The third ground was that the decision flew in the face of fundamental reason and common sense and was so totally unreasonable as to be invalid, by reason of the fact that it was based on the conclusion that the circumstances were not significantly different from the earlier decision. The fourth ground was that the decision was so totally unreasonable as to be invalid by reason of the fact that there was no evidence on the basis of which that conclusion could have been reached. Mr Justice O'Neill applied O'Keeffe v An Bord Plean ala [1993] 1 IR 39 and said that in order to satisfy the court that the decision making authority acted irrationally, it was necessary to establish to the satisfaction of the court that the authority had before it no relevant material which could support its decision. Mr Justice O'Neill was satisfied that the third and fourth grounds were not substantial grounds, since there had been sufficient material before the respondent in the form of plans for the house and the inspector's report.
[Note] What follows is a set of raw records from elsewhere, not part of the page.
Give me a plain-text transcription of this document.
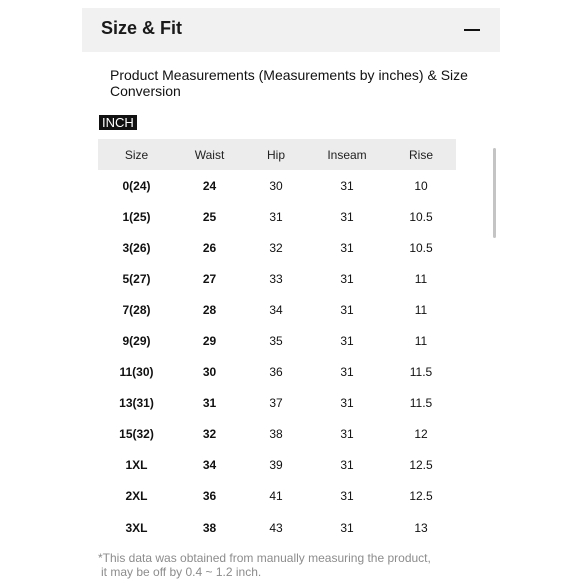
Size & Fit
Product Measurements (Measurements by inches) & Size Conversion
INCH
Size	Waist	Hip	Inseam	Rise
0(24)	24	30	31	10
1(25)	25	31	31	10.5
3(26)	26	32	31	10.5
5(27)	27	33	31	11
7(28)	28	34	31	11
9(29)	29	35	31	11
11(30)	30	36	31	11.5
13(31)	31	37	31	11.5
15(32)	32	38	31	12
1XL	34	39	31	12.5
2XL	36	41	31	12.5
3XL	38	43	31	13
*This data was obtained from manually measuring the product,
it may be off by 0.4 ~ 1.2 inch.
The fifth ground was that the decision was made ultra vires since the respondent failed to furnish any adequate reasons for its decision. It was the applicants' case that the respondent should have indicated what was wrong with the proposed development and that the decision was ambiguous since it could be read to mean either that the instant development proposal was defective, or alternatively that no development would be permitted on this site.

Mr Justice O'Neill stated that there was undoubtedly authority for this proposition in the neighbouring jurisdiction in Save Britain's Heritage v The Secretary of State for the Environment and Others [1991] 2 All ER 10, an authority which could be very persuasive. He said that it could be argued that authorities in this jurisdiction deal more with the form of decisions. This is to the effect that decisions, taken in their entirety, must be capable of demonstration to an intelligent person who was aware of the issues raised, what the reasons for the decision were. However, the essential content of the reasons for a decision was addressed in the Save Britain's Heritage case and what has happened in that case could be said to be a development of the law in this area that has not yet happened in this jurisdiction. Accordingly, Mr Justice O'Neill held that this was a substantial ground.

The sixth ground concerned the failure to furnish adequate reasons as to why the recommendation of senior inspector was rejected. Mr Justice O'Neill said that this was not a substantial ground as it is well settled that the respondent need not accept a recommendation of an inspector and has no obligation to explain a rejection of an inspector's recommendation. The seventh ground concerned material change in the background planning circumstances affecting the subject sight since the grant of outline planning permission in 1994 and the next ground concerned the failure to give adequate reasons in that regard. The final ground concerned the failure to furnish an adequate record of the decision for the purposes of review. Mr Justice O'Neill said that the applicants had not advanced any case in their application to persuade him that these grounds were substantial grounds.

Mr Justice O'Neill held that the applicants were entitled to leave to apply for judicial review on the first, second and fifth grounds.

Solicitors: O'Sullivan Cadogan (Kerry) for the applicants; Overend McCarron & Gibbons (Dublin) for the respondent.